109. Assuming for the purposes of argument that the provision of banking services to Alpine is to be taken as the provision of banking services in Iran, then a US person would be prohibited from providing those services. The first question is therefore, did the grant of cover under Reinsurance Contracts to the Insurer enable or make it easier for the Bank to provide banking services to Alpine? The second question (which assumes the Insurer was indirectly providing insurance services to Alpine or its Iranian owners) is whether the reinsurance cover enabled or made easier the insurance cover which a US person would be prohibited from providing to Alpine or its owners.
110. Whether it be banking or insurance services the chain of reasoning is the same. The reinsurance cover enables the insurance cover which enables the provision of banking services.
111. The Facilitation Ground is based on the factual assertion in the Reinsurers’ written submissions that the Bank would not have been able to be insured without the reinsurance. There is no evidence to support this proposition. The Reinsurers rely on the fact their relationship with the Insurer was a so-called “fronting arrangement”. Fronting arrangements were explained in evidence by Mr Sathish Krishnan, Senior Operations Manager of the Insurer. He said in his Second Witness Statement that such arrangements are used in the UAE to allow a foreign reinsurer to insure a UAE onshore risk, which is not permitted to occur directly under UAE federal law.

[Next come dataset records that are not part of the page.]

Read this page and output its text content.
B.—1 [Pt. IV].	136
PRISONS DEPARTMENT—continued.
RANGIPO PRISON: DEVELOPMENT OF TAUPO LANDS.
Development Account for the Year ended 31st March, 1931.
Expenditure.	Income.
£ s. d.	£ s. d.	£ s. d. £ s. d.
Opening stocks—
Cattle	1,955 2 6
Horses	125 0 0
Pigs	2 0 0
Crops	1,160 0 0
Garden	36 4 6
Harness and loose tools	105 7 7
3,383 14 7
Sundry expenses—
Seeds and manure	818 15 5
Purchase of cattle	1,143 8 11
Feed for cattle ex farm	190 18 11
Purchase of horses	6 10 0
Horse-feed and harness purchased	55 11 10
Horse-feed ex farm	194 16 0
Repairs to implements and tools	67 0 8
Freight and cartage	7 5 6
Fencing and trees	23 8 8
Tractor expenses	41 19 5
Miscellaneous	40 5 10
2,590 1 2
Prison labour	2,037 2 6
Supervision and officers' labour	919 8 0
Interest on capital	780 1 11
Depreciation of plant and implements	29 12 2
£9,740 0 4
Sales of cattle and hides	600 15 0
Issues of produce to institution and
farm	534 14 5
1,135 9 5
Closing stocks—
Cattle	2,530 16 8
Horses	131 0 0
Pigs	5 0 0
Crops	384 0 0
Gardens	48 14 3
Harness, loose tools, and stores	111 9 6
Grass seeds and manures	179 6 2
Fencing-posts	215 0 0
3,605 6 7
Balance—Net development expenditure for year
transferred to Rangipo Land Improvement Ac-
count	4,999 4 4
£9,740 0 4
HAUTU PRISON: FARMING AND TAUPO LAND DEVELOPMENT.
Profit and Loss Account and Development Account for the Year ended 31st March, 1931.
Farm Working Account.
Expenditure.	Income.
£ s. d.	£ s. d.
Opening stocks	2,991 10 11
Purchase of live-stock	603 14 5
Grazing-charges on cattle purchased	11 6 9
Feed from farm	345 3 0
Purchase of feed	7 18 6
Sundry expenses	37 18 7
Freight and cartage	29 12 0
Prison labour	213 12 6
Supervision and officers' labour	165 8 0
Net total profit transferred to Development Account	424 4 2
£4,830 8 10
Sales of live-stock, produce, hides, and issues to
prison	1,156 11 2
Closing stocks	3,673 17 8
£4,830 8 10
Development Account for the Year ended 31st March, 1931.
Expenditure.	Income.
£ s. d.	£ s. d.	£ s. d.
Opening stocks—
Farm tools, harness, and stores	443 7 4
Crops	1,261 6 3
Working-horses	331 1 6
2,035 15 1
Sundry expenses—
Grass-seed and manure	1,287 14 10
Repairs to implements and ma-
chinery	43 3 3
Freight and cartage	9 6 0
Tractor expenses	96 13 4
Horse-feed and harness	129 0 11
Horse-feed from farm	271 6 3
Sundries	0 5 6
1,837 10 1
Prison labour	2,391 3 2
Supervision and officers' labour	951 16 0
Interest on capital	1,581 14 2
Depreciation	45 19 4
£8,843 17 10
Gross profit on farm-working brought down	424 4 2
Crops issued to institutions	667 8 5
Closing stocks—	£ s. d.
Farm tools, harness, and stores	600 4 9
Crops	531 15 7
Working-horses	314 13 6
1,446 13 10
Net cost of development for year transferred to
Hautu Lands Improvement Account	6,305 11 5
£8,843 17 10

It is not suggested that other arrangements do not exist and if it were to be suggested that other arrangements were not available that would necessitate expert evidence from a suitably experienced broker reviewing the entire market for bankers’ cover in the Gulf region. None has been adduced.
112. Without establishing that fact the edifice built upon it crumbles. If it cannot be established that the Bank would not have been able to be insured without the reinsurance, it is not possible to argue that there was a causative link between the reinsurance and insurance. Without that link it cannot be said that Reinsurers facilitated the provision of either banking or insurance services to Alpine.

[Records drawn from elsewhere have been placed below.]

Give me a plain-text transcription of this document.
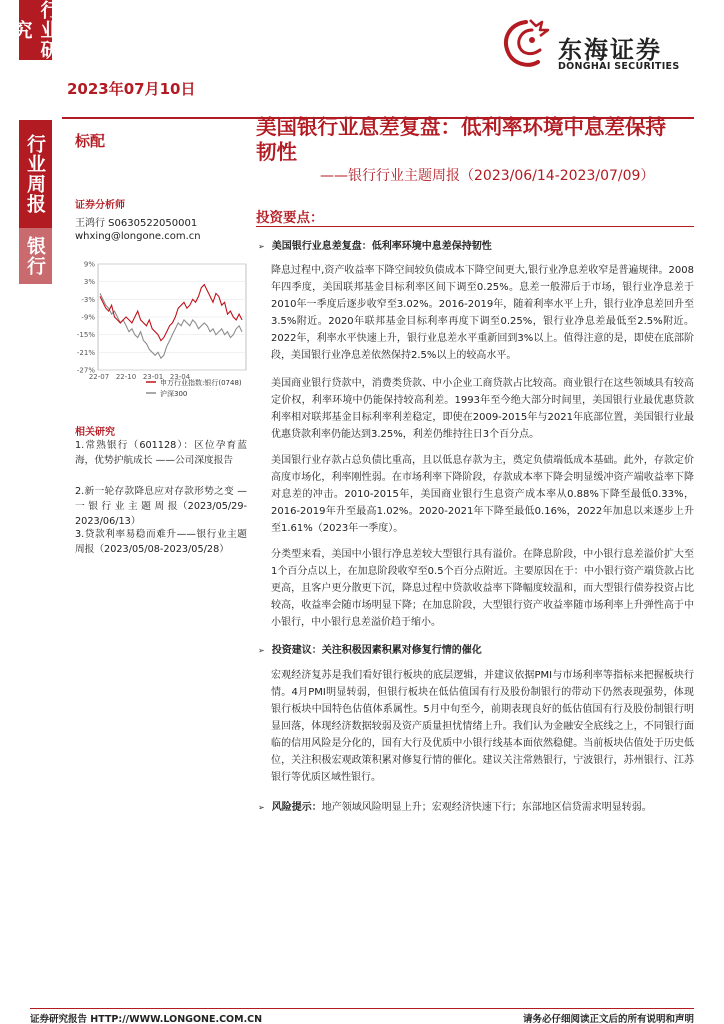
行业研究
行业周报
银行
2023年07月10日
东海证券
DONGHAI SECURITIES
标配
美国银行业息差复盘：低利率环境中息差保持韧性
——银行行业主题周报（2023/06/14-2023/07/09）
证券分析师
王鸿行 S0630522050001
whxing@longone.com.cn
9%
3%
-3%
-9%
-15%
-21%
-27%
22-07 22-10 23-01 23-04
申万行业指数:银行(0748)
沪深300
相关研究
1.常熟银行（601128）：区位孕育蓝海，优势护航成长 ——公司深度报告
2.新一轮存款降息应对存款形势之变 — 一 银 行 业 主 题 周 报（2023/05/29-2023/06/13）
3.贷款利率易稳而难升——银行业主题周报（2023/05/08-2023/05/28）
投资要点：
➢ 美国银行业息差复盘：低利率环境中息差保持韧性
降息过程中,资产收益率下降空间较负债成本下降空间更大,银行业净息差收窄是普遍规律。2008年四季度，美国联邦基金目标利率区间下调至0.25%。息差一般滞后于市场，银行业净息差于2010年一季度后逐步收窄至3.02%。2016-2019年，随着利率水平上升，银行业净息差回升至3.5%附近。2020年联邦基金目标利率再度下调至0.25%，银行业净息差最低至2.5%附近。2022年，利率水平快速上升，银行业息差水平重新回到3%以上。值得注意的是，即使在底部阶段，美国银行业净息差依然保持2.5%以上的较高水平。
美国商业银行贷款中，消费类贷款、中小企业工商贷款占比较高。商业银行在这些领域具有较高定价权，利率环境中仍能保持较高利差。1993年至今绝大部分时间里，美国银行业最优惠贷款利率相对联邦基金目标利率利差稳定，即使在2009-2015年与2021年底部位置，美国银行业最优惠贷款利率仍能达到3.25%，利差仍维持往日3个百分点。
美国银行业存款占总负债比重高，且以低息存款为主，奠定负债端低成本基础。此外，存款定价高度市场化，利率刚性弱。在市场利率下降阶段，存款成本率下降会明显缓冲资产端收益率下降对息差的冲击。2010-2015年，美国商业银行生息资产成本率从0.88%下降至最低0.33%，2016-2019年升至最高1.02%。2020-2021年下降至最低0.16%，2022年加息以来逐步上升至1.61%（2023年一季度）。
分类型来看，美国中小银行净息差较大型银行具有溢价。在降息阶段，中小银行息差溢价扩大至1个百分点以上，在加息阶段收窄至0.5个百分点附近。主要原因在于：中小银行资产端贷款占比更高，且客户更分散更下沉，降息过程中贷款收益率下降幅度较温和，而大型银行债券投资占比较高，收益率会随市场明显下降；在加息阶段，大型银行资产收益率随市场利率上升弹性高于中小银行，中小银行息差溢价趋于缩小。
➢ 投资建议：关注积极因素积累对修复行情的催化
宏观经济复苏是我们看好银行板块的底层逻辑，并建议依据PMI与市场利率等指标来把握板块行情。4月PMI明显转弱，但银行板块在低估值国有行及股份制银行的带动下仍然表现强势，体现银行板块中国特色估值体系属性。5月中旬至今，前期表现良好的低估值国有行及股份制银行明显回落，体现经济数据较弱及资产质量担忧情绪上升。我们认为金融安全底线之上，不同银行面临的信用风险是分化的，国有大行及优质中小银行线基本面依然稳健。当前板块估值处于历史低位，关注积极宏观政策积累对修复行情的催化。建议关注常熟银行，宁波银行，苏州银行、江苏银行等优质区域性银行。
➢ 风险提示：地产领域风险明显上升；宏观经济快速下行；东部地区信贷需求明显转弱。
证券研究报告 HTTP://WWW.LONGONE.COM.CN	请务必仔细阅读正文后的所有说明和声明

113. In any event there is no evidence that the Bank would have refused to have taken on Alpine as customers had the Insurer not been reinsured or that it depended upon the cover from the Insurer either to be in business or to recredit Alpine (which it did before receiving any indemnity).
114. In all the circumstances the Facilitation Ground also fails.
DISPOSITION
115. The Appeal is dismissed.
116. The Stay of Judgment on the Counterclaim granted by the former Chief Justice Zaki Azmi on 21 June 2024 is discharged.
117. There can be no argument but that the Appellants shall pay the costs of the Respondent of the Appeal on the standard basis. The costs shall be subject to immediate assessment as the appeal lasted less than one day (RDC 44.140(5)). The Respondent shall serve its written statement of costs within 7 days of the date of this Order and Appellants may serve any reply 7 days thereafter.
JUSTICE WAYNE MARTIN:
118. I agree with the orders proposed by Justice Black for the reasons which he gives.
H.E. JUSTICE SHAMLAN AL SAWALEHI:
119. I agree with the reasoning and conclusions of Justice Michael Black and have nothing further to add.